I have been living a nomadic lifestyle over 5 years now. At times I have a home base for months and other times it is for days at a time. I have traversed the globe in various contexts - from teaching yoga at luxury island retreats centers overlooking grand vistas, to eco-communities hidden away in lush jungles. I have traded in monthly rent for plane tickets, and employment applications for visa forms. I have stepped away from what other people think I should do, and instead listened more closely to what I want to do. A dedicated yoga practice for over a decade has supported me with strength and clarity to uncover my purpose and highest capacity to impact the world.
At times my travels are filled with a loving partner beside me, family and friends who meet me for a week of relaxation, or community I meet along the way, however the reality of my travels is that I spend a lot of time on my own. I am often asked if I am ever afraid/bored/lonely and the simple answer is yes. There are plenty of times when I wish my loved ones could experience the magic of the tropical sunset before my eyes, share the same taste of exotic foods, experience the freedom felt from riding a motorbike through vast mountain ranges, or feel the same joy that permeates through me after a yoga practice in nature.

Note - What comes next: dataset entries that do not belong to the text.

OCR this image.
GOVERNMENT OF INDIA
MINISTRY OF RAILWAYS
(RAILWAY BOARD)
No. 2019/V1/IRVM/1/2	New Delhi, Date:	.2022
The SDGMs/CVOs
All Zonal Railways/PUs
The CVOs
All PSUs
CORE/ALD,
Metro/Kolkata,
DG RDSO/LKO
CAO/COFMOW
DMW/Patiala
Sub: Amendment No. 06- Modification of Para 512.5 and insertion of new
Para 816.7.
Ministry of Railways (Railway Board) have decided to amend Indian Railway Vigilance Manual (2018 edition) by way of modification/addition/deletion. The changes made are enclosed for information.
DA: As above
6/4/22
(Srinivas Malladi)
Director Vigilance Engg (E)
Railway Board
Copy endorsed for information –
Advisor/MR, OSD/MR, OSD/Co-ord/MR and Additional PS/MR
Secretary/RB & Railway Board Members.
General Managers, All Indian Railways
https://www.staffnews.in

And of course there are times when I miss the comforts and support of home — familiar faces and rhythms, my own language, accessibility of fresh water and foods at my fingertips, and the safety and ease of the small town in New England where I grew up.
However the more I travel, the more I become comfortable within the discomfort…

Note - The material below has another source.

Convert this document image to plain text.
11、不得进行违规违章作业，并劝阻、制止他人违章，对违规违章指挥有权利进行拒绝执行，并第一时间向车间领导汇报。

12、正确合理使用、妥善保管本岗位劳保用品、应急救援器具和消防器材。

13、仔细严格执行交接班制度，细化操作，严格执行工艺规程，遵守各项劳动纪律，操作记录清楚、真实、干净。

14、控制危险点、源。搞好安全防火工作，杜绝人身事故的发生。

The challenges are slowly becoming sacred spaces that grant me the practice of observation and acceptance. They are the tiny moments on a day to day basis that have big potential to show deep rooted patterns, fears and limitations. They invite me to embrace fully, shift my perspective and make more skillful decisions. While this process is not unique to traveling, they are personally most potent when I am on my own.

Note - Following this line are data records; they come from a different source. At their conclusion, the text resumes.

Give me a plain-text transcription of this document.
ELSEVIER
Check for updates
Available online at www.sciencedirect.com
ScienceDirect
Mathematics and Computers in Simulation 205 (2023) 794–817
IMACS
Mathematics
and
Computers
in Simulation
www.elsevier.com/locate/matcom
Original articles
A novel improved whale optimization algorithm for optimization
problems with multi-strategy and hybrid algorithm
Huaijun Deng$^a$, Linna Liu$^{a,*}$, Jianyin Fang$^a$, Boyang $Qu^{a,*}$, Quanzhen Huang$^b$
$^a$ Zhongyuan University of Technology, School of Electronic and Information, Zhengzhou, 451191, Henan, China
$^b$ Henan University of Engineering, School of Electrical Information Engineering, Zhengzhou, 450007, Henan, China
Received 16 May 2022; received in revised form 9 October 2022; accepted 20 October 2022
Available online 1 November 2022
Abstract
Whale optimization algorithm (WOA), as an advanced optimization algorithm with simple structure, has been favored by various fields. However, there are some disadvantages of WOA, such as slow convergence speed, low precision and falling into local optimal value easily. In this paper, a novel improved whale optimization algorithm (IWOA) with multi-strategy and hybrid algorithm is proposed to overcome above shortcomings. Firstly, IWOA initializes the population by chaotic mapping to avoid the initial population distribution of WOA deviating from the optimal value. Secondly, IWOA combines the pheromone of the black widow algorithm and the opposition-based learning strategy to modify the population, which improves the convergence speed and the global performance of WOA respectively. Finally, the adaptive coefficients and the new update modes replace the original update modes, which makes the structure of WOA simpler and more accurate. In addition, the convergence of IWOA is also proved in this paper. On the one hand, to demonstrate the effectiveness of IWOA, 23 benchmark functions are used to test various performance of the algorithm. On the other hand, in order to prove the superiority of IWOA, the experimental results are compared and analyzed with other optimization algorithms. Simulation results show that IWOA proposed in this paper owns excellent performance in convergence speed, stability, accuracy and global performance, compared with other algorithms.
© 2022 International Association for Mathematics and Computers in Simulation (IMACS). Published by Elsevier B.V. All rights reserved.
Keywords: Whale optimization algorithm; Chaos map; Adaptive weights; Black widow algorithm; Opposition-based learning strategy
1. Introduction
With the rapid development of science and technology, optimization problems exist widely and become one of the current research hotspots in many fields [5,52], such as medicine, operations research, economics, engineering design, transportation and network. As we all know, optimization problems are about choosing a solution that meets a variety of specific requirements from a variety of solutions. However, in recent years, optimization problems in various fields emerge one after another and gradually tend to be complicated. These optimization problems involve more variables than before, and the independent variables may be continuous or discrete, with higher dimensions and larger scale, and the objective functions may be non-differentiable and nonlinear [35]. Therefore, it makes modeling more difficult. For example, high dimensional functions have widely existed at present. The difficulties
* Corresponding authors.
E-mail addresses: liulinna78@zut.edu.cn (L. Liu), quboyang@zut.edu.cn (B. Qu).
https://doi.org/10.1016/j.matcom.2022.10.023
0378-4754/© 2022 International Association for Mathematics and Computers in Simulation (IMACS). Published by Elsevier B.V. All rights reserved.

Traveling solo is a priceless experience, rich with opportunities of inner transformation.
It encourages us to move fearlessly into unknown territories and ignites our intuitive capacities. It demands that we fully trust and surrender — to remember that there is always a way to overcome obstacles. It opens us to a higher grace that reveals connection with everything and everyone, even in the most foreign of contexts.
But most importantly, when we are on our own, we are invited to embrace ourselves fully and to love ourselves unconditionally…
When I long for familiar faces, the people I love, and the comforts of home — I return to self-love. I sit with myself and allow the feelings of unknowing to be washed away by what is familiar and unchanging...my steady breathe, the rising sun and moon, a flat bit of earth to lay my mat out, and the practice of letting go and looking for the good. This practice brings me back time and time again to my inner sanctuary and sparks moments of contentment, peace and gratitude.
Sometimes the most transformational times during travel are the ones we don't expect or necessarily enjoy. Often they are the times when we are face to face with ourself and must look within for guidance. This process of recognizing, accepting and embracing all that is with an open heart is truly where the journey deepens.